Вскоре начинается организованное сопротивление, особенно в лагере GP. В сопровождении статей, памфлетов и Комитета обязательных действий 6 ноября 1968 года на заседании Венсенского кооптационного центра они публично мобилизуются против Фуко. Присутствующие зачинщики, особенно Андре Глюксман, осудили автора бестселлера «Слова и вещи» как голлиста и структуралиста. Во время майских событий Фуко выделялся лишь своим отсутствием, всегда поддерживал прекрасные связи со своими министерскими коллегами, и теперь они явно поручили ему публично превратить Венсен в место внутренних академических разногласий, а не обеспечивать революционную «базу для внешних действий» [515]. Чем же был еще этот «экспериментальный центр», как не до смешного очевидной уловкой, призванной заманить наиболее радикальные молодежные силы из центра Парижа на опушку леса ложными обещаниями, чтобы там их лучше контролировать? В самом деле, университеты – для чего же существовали эти буржуазные учебные заведения, если не для того, чтобы быть административными центрами знаний о господстве капитализма? Нет, если в то время и существовало настоящее философствование, то лишь для того, чтобы сменить ницшеанский молот на коктейль Молотова городского партизана! Подлинными революционными школами жизни были не семинарские аудитории, а заводские конвейеры!

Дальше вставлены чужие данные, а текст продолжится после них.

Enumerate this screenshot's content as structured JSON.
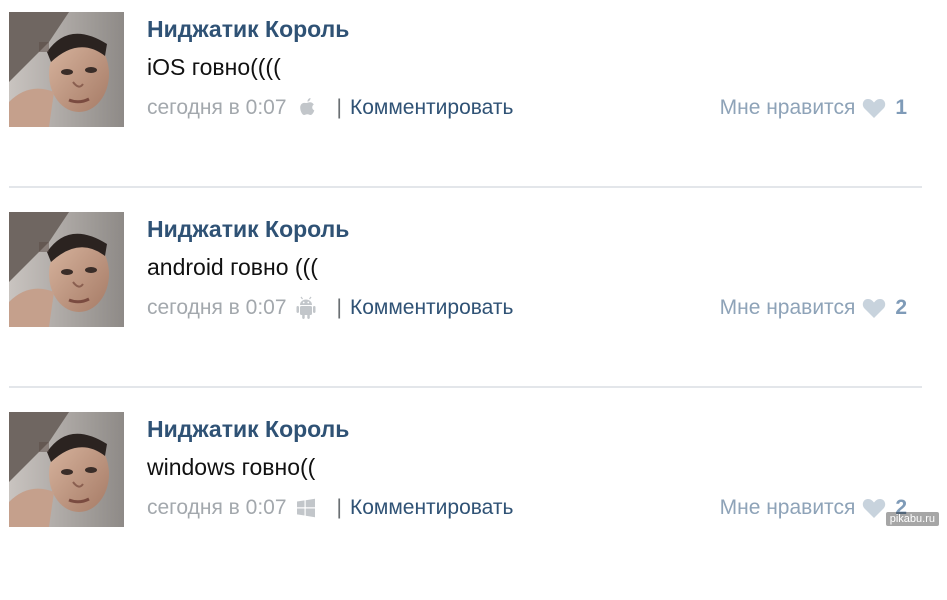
{
  "posts": [
    {
      "author": "Ниджатик Король",
      "text": "iOS говно((((",
      "time": "сегодня в 0:07",
      "platform_icon": "apple-icon",
      "comment_label": "Комментировать",
      "like_label": "Мне нравится",
      "like_count": "1"
    },
    {
      "author": "Ниджатик Король",
      "text": "android говно (((",
      "time": "сегодня в 0:07",
      "platform_icon": "android-icon",
      "comment_label": "Комментировать",
      "like_label": "Мне нравится",
      "like_count": "2"
    },
    {
      "author": "Ниджатик Король",
      "text": "windows говно((",
      "time": "сегодня в 0:07",
      "platform_icon": "windows-icon",
      "comment_label": "Комментировать",
      "like_label": "Мне нравится",
      "like_count": "2"
    }
  ],
  "separator": "|",
  "watermark": "pikabu.ru",
  "colors": {
    "author": "#2f5275",
    "meta_gray": "#a3a8ad",
    "like_blue": "#8ea3b8",
    "heart_fill": "#c8d3dd",
    "divider": "#e3e6ea"
  }
}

Фуко безропотно переносит провокации. В конце концов, теперь на нем лежит личная ответственность за свои действия. Но, естественно, они задевают его гордость. Тем более что некоторые из поднятых вопросов кажутся обоснованными и ему.

Это, конечно, не имеет никакого отношения к репликам самопровозглашенных пролетариев Глюксмана. Их призыв вернуться на фабрики – для Фуко это был плохо переработанный Руссо, в котором образ «благородного дикаря» был заменен на образ проницательного работника сборочного конвейера. Романтика самонадеянной аутентичности – левый китч. И то же самое относилось к безоговорочно боеготовому предубеждению против любой формы теоретического интереса к дифференциации. Как будто для истинного революционера не было задачи тщательно изучить противника и только затем нанести удар по его невралгическим слабым местам: «Float like a butterfly, sting like a bee!»[516] Однако Фуко полагал, что растерянность в лагере радикальных левых была еще глубже. Как и сферы науки и искусства, эта область еще не освободилась от иллюзии о «революционном субъекте» как истинной движущей силе социальных изменений. Будь то в конкретной форме лидера, всемогущей партии или даже просто класса.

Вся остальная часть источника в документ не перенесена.